Nobody wants bars and restaurants to get customers drunk and then turn them loose on the streets to drive and get into automobile accidents and kill innocent people. But what’s an establishment to do if employees realize they’ve ceased serving a relatively sober customer and are now just getting a drunk drunker?
Toss them out the door? Keep them inside until they sober up? Under the LC rules, doing either could bring the hammer down.
Case in point is the Tiki Lounge in Kihei. At the Apr. 6 LC Adjudication Board hearing they’ll be pleading not guilty to two counts of over-service.
The incident is vintage LC. Girl goes to bar with friends; girl downs two, maybe two and a half Tequila Cranberries; girl asks bouncer to help her get her friend’s ID that’s fallen through the floorboards; girl gets hysterical when bouncer says he can’t leave his post; girl spits in bouncer’s face; girl gets tossed.
That happened at the Tiki Lounge on July 2, 2005. “We served her two drinks,” said owner Gabriel Sallard. “Now she’s saying we over-served her. Maybe she slammed shots before she came in, I don’t know.”
The Tiki Lounge’s defense is simple: they got rid of her the moment she became demonstrably drunk, and the LC has no evidence that the girl was drunk when bar staff served her last drink. The department has circumstantial evidence, but in the past, that’s been more than enough for them to render a guilty verdict.

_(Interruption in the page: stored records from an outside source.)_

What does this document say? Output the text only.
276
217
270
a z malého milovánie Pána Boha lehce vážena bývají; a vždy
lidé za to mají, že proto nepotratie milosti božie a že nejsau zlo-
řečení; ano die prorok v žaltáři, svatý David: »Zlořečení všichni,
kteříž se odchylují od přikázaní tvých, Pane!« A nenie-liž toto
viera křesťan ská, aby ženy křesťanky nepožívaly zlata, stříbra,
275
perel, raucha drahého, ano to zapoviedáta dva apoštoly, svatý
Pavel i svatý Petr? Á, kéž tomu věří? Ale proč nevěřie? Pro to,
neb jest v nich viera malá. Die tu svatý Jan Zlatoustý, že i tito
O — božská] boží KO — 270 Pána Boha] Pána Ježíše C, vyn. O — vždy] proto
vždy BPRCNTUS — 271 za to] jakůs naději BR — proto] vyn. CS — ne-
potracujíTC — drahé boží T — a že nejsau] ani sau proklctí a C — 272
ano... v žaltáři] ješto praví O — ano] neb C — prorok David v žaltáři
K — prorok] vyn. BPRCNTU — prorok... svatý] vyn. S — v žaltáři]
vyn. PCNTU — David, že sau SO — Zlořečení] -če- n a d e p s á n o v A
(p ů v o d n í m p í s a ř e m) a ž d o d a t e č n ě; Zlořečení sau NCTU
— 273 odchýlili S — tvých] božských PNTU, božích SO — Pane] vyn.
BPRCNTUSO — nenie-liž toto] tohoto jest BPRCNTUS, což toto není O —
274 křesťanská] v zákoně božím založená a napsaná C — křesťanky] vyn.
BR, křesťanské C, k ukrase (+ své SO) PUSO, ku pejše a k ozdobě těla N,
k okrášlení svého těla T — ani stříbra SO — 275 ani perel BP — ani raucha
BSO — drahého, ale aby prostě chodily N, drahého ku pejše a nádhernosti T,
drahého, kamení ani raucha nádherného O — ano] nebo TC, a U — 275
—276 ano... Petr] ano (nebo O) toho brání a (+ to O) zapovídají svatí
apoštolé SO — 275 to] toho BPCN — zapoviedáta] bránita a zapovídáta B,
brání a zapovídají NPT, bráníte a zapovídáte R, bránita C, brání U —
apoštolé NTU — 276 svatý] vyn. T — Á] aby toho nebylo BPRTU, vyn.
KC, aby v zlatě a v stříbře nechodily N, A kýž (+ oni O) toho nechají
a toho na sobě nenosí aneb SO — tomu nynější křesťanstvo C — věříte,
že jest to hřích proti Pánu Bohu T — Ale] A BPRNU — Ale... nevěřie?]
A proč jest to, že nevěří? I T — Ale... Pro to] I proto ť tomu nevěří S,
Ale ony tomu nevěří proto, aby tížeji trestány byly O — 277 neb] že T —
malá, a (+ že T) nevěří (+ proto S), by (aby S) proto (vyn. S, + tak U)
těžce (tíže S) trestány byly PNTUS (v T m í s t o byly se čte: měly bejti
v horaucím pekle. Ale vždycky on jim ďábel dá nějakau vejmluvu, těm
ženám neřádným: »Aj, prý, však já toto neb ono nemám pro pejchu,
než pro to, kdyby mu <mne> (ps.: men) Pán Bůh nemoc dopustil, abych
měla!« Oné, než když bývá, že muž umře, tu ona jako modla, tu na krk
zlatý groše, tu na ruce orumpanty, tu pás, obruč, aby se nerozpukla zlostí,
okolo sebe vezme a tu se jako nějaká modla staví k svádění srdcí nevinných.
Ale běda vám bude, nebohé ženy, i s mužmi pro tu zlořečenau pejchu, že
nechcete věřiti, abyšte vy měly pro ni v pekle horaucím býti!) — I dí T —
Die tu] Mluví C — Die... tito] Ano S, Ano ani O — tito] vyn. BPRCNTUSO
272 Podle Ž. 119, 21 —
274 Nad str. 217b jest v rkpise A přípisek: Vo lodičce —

At press time, Sallard was still weighing whether to have legal counsel with him during the hearing, even though his not guilty plea means a trial that will pit his establishment against a deputy prosecuting attorney licensed to practice law in the state of Hawai’i. His dilemma is a common one: does he pay $3,000, $4,000 or more for a real attorney and still risk a couple grand in fines, or does he try to handle his defense himself and, at most, end up paying $2,000 if the Board doesn’t buy his defense?